Now, lets try for Random Forest with hyper parameter tuning

In [57]:
param_grid = {
    'n_estimators': randint(50, 200),
    'max_depth': [None] + list(range(5, 20)),
    'min_samples_split': randint(2, 11), 
    'min_samples_leaf': randint(1, 5)
}

rand_search_rand = RandomizedSearchCV(RandomForestClassifier(random_state=42), param_grid, cv=5, scoring='accuracy', verbose=1, n_jobs=-1,n_iter=20)
rand_search_rand.fit(X_train_pca, y_train_pca)
best_params = rand_search_rand.best_params_
best_accuracy = rand_search_rand.best_score_
print("Best Hyperparameters:", best_params)
print("Best Accuracy:", best_accuracy)
print("Hyper Parametertuning (with PCA) (Random Forest) - Train Score",rand_search_rand.score(X_train_pca, y_train_pca))
print("Hyper Paramtertuning (with PCA) (Random Forest) - Test Score",rand_search_rand.score(X_test_pca, y_test_pca))
Fitting 5 folds for each of 20 candidates, totalling 100 fits
Best Hyperparameters: {'max_depth': 17, 'min_samples_leaf': 2, 'min_samples_split': 2, 'n_estimators': 194}
Best Accuracy: 0.8602564102564102
Hyper Parametertuning (with PCA) (Random Forest) - Train Score 0.9914529914529915
Hyper Paramtertuning (with PCA) (Random Forest) - Test Score 0.8515358361774744

Q6 A- Display and compare all the models designed with their train and test accuracies.

image.png

Q6 B - Select the final best trained model along with your detailed comments for selecting this model.

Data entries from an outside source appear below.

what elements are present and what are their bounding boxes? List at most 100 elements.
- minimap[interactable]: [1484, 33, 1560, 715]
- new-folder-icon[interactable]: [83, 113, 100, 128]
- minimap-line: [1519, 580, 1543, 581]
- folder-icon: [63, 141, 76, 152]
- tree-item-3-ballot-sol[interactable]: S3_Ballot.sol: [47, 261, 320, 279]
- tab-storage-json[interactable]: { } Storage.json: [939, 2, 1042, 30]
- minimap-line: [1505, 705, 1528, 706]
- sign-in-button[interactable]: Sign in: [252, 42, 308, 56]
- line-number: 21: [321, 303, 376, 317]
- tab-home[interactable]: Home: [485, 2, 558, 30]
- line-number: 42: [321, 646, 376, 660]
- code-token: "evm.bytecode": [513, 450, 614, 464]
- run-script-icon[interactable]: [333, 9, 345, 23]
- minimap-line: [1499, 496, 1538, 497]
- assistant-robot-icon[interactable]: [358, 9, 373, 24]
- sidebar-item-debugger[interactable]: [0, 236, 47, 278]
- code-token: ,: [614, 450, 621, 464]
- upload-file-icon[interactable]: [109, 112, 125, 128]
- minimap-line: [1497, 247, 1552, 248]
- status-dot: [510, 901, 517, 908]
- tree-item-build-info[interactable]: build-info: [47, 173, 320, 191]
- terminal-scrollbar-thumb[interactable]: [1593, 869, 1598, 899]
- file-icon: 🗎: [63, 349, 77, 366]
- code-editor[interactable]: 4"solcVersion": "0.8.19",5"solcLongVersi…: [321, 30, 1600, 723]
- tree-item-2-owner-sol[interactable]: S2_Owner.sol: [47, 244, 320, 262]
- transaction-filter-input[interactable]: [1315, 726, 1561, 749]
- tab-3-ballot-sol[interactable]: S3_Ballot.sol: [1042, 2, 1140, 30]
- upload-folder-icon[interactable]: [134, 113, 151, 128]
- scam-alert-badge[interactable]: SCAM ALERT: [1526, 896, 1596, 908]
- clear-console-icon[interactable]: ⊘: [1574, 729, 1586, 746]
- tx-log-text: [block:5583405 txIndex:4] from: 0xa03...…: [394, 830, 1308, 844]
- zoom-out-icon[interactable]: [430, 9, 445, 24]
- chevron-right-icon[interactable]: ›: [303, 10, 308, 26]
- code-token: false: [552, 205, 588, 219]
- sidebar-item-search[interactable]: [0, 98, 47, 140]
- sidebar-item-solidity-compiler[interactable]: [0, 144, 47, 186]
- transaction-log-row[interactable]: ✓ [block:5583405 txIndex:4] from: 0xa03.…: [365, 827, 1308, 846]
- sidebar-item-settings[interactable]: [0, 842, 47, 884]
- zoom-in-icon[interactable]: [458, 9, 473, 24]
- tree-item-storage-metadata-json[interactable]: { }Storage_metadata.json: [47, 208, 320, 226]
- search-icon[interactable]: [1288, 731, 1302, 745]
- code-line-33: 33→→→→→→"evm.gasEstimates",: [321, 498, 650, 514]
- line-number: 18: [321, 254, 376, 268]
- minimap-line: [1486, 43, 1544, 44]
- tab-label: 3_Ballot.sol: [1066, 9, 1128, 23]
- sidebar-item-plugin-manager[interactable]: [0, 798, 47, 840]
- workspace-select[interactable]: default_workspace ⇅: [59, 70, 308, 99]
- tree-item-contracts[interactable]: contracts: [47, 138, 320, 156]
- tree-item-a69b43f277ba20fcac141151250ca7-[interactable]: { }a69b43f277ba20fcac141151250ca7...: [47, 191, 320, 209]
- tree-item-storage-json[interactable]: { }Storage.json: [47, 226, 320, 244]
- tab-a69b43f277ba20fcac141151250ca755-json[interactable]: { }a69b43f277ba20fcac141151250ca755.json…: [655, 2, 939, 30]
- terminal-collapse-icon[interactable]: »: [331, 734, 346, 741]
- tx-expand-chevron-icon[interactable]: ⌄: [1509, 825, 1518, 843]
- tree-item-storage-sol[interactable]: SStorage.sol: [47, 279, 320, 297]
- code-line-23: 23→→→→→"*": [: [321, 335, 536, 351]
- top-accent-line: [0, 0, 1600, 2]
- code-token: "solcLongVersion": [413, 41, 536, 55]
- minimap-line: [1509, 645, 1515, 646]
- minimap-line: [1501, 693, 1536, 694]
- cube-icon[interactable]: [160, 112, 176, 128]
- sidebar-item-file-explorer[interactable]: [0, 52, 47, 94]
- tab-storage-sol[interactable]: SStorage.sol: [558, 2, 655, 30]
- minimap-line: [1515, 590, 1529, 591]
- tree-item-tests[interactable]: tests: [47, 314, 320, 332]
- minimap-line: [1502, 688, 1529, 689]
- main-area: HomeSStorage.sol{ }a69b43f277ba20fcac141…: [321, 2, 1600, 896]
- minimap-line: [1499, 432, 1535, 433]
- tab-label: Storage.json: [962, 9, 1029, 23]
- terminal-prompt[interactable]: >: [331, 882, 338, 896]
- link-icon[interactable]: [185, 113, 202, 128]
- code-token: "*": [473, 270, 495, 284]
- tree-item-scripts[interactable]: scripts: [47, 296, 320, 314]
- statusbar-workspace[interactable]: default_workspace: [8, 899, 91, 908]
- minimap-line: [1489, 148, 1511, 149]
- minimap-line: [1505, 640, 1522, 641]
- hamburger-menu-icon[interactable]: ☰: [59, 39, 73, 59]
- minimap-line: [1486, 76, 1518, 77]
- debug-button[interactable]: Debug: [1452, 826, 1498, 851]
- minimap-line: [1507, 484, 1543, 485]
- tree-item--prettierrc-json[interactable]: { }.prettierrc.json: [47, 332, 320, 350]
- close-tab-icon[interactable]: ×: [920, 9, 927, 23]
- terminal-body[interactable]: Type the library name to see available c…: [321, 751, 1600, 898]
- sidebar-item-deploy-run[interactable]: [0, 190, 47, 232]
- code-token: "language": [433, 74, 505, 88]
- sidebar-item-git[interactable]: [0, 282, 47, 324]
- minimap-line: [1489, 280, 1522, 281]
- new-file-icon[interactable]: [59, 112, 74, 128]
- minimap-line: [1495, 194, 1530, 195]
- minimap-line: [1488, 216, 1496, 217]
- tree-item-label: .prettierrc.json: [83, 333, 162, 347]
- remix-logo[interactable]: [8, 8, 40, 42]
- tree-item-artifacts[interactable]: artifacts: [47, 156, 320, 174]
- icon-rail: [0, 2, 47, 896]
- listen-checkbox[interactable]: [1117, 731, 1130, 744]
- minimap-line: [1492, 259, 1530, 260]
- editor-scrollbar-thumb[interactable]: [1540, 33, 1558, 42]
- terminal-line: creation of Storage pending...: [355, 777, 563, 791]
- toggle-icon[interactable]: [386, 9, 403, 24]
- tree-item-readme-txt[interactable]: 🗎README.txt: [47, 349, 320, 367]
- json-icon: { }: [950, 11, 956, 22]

The best model from the comparision is Random forest

with train score = 0.99

and test score = 0.85

This will be th best performing model from the comparision , we can use this in production usage

Q6 C - Pickle the selected model for future use.

In [61]:
with open('prod_model_rand_forest.pkl', 'wb') as f:
    pickle.dump(rand_search_rand, f)

Q6 D - Write your conclusion on the results.

We have performed several activities in this project , from cleaning the data, feature scaling (feature elimination for multicolinearity in independent features), reduced dimensions by using PCA (principal component analysis), tried several different supervised algorithm with hyper paramter tuning for each (except Naive algo) and select the best model as random forest based on its score and performance and saved(pickled) for use in future (production). This project gives very detailes analysis in each phase from feature scaling to model tuning.